Eleanor Coppola: Appunti dietro la cinepresa di Apocalypse Now

Manila, 11 marzo

Sono appena stata all’ufficio di produzione. La compagnia ha affittato una parte degli studi cinematografici filippini, che si trovano nella parte bassa di Manila. Sono passata dalla sezione artistica, dove c’erano Dean Tavoularis, il direttore artistico, suo fratello Alex, Angelo Graham, Bob Nelson e il loro coordinatore delle costruzioni, John La Sandra. Non li vedevo tutti insieme dai tempi di Il Padrino- parte II.

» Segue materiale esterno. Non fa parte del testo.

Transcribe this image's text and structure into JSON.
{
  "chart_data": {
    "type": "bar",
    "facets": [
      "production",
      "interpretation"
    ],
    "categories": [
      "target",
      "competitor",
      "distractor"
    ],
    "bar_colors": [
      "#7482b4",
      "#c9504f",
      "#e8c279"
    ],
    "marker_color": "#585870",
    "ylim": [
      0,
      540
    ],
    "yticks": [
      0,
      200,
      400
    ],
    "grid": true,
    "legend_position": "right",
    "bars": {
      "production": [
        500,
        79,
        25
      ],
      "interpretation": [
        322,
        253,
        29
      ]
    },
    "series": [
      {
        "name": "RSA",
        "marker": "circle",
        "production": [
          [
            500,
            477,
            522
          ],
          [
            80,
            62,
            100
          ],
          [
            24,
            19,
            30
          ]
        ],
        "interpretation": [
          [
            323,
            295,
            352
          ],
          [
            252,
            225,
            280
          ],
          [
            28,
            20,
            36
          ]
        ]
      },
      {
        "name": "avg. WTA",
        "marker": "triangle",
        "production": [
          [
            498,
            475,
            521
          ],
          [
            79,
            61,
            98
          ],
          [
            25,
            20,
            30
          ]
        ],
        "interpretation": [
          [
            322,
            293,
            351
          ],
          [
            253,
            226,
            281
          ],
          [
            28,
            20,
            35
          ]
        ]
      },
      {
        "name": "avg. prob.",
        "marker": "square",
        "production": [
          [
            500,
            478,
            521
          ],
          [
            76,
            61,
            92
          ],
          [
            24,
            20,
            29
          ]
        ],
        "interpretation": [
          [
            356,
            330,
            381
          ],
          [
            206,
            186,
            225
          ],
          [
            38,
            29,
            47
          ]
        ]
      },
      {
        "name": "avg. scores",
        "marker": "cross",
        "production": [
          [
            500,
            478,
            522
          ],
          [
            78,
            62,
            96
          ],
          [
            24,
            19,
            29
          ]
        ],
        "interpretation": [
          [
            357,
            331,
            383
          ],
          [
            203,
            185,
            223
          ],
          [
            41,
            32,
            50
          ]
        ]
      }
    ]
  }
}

Pareva di ritrovarsi tra parenti stretti. C’erano uffici con gente che esaminava delle mappe, prendeva delle informazioni da piloti e camionisti per vedere come fare a trasportare tutta la troupe fino al grosso campo, a Baler, che è a sei ore di distanza su una brutta strada di terra battuta. In aereo occorrono solo trenta minuti.

Si doveva stabilire dove dare da mangiare e da dormire a centinaia di persone, visto che Baler è una cittadina con un solo alberghetto. Al piano di sopra c’era una stanza grande come una palestra, piena zeppa di costumi. Parecchi gruppi di ragazzi stavano facendosi tagliare i capelli e si provavano le divise militari. Fuori c’era un grosso studio con uno scultore e cinque o sei assistenti, che stavano lavorando all’enorme testa e alle decorazioni del tempio in argilla che avrebbero ornato gli editori sacri nella scena più importante, il cosidetto Tempio di Kurtz. Stavano lavorando su disegni di Dean e su fotografie di Angkor Wat. La modella per l’enorme testa era una bella ragazza filippina, che faceva la cameriera in una pensione della zona. Se ne stava seduta nello studio, davanti alla finestra, illuminata dalla luce del pomeriggio, ascoltava la radio e lavorava l’uncinetto. Al parcheggio controllavano i camion con l’attrezzatura elettrica e le cineprese. Francis mi ha presentato Vittorio Storaro, il suo direttore della fotografia. Sembrava un principe italiano coi capelli castano chiaro e la faccia come un dipinto del Rinascimento. Abbiamo visto anche il suo operatore Enrico, il suo braccio destro Alfredo, il figlio Mauro assistente alla fotografia, il fratello Mario, capoelettricista Luciano, e una dozzina d’altre persone, di cui nessuna parlava inglese. Sembravano una specie di grande famiglia. Vittorio ci ha detto che hanno lavorato tutti assieme per Il conformista, Ultimo tango a Parigi e Novecento. Sul cassone di un autocarro due uomini stavano facendo un caffè espresso su un fornello a gas liquido. Ci siamo fermati un pò con loro a prenderci il caffè del pomeriggio. Ci hanno fatto vedere un mucchio di cibi italiani: olio d’oliva, scatole di petali e pacchi di spaghetti, tutto ben imballato nello scatolone su cui stavamo seduti.